The building where this newspaper is published used to be a camera shop —A1 Photo. The mistake that Mayor Garcetti made in naming Gaffey Street a “Great Street” is that it is not a walkable street and acts more like an extension of the Harbor freeway until you get to 9th or 13th streets. Commuters make some 60,000 car trips per day atop its pavement. Gaffey is a barrier that divides the town. Pacific Avenue on the other hand still has its history ingrained in its architecture from Point Fermin to the once thriving downtown and the old Ferry building at the foot of Sixth Street. I see it as a metaphor for all that it once was the complicated history of this place and what it still may become.
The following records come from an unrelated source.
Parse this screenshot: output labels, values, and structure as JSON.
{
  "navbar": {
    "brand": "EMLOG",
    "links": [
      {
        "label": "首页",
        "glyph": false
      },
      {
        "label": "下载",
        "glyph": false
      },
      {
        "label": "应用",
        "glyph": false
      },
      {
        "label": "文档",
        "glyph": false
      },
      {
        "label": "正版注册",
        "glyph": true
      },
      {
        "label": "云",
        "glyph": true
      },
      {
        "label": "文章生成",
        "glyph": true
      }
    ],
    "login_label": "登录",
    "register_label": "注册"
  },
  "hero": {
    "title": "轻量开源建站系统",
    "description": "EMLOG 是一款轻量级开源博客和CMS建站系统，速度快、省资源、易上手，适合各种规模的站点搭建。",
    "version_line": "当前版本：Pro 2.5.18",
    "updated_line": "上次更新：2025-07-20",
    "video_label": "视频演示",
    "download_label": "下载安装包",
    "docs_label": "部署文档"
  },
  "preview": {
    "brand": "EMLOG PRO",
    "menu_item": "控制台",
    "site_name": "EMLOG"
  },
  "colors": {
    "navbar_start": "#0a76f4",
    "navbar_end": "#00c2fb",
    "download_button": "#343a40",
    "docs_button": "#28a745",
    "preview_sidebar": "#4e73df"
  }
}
This avenue is still a street where small entrepreneurs can engage in the local commerce. Some, like Ray Deeter Tiretown and Century Motorcycles are multi-generational, while others like House 1002 could only survive on a street with affordable rents. It’s the street with more barbershops, small Mexican restaurants and auto repair garages than almost any place around except Anaheim Street in Wilmington. And yet it like many old business districts across Los Angeles, it has suffered from civic neglect — broken sidewalks and curbs. Yet there’s an abundance of vacant shops and historic buildings waiting.
The bright spots along Pacific Avenue street are not hard to spot The San Pedro Ballet, the National Watercolor Society and the soon-to-be opened Recess Records all presage a natural extension of the downtown arts district and the creative DIY economy that has emerged over the past two decades. This march down Pacific will either continue as a result of the current “gentrification development” or be stopped by it because of the rise in rents due to speculation.
This time the promise of future prosperity — something I’ve heard about for over 40 years — is being hung on the grand developments of the waterfront — forever remembered as Ports O’Call. Now cleared away and readied for the waterfront promenade construction, civic and port leaders have thrown the dice on this latest and greatest version of a New San Pedro. Only their version of San Pedro sees our port town and the Port of L.A.’s future inextricably linked to tourism rather than fishing and seafaring.
Do we need more housing like every place else in California? Yes! Do we need to have workforce and affordable housing? Absolutely. But more than all of this what the San Pedro Harbor Area needs is to rebuild its sustainable jobs base. And this is where our past and our future collide. This is where automation, technology, clean air plans and jobs on the ground crash at the intersection of Prosperity Street and Pacific Avenue.
The gang graffiti and the recent shooting outside a donut shop are just the harbinger of things to come if we don’t create real job opportunities as we chug along to gentrification. If we don’t protect the good paying jobs that we have now while attracting long-term sustainable businesses, then we will have failed the future.
Just remember, the largest employer in America are small businesses. It’s not Amazon and it’s not Uber. This is something that our city, county and ports should remember in their planning for a more prosperous future.
(James Preston Allen is the founding publisher of Random Lengths News and is a CityWatch contributor. Mr. Allen has been involved in community affairs for more than 40 years in the Los Angeles Harbor Area.)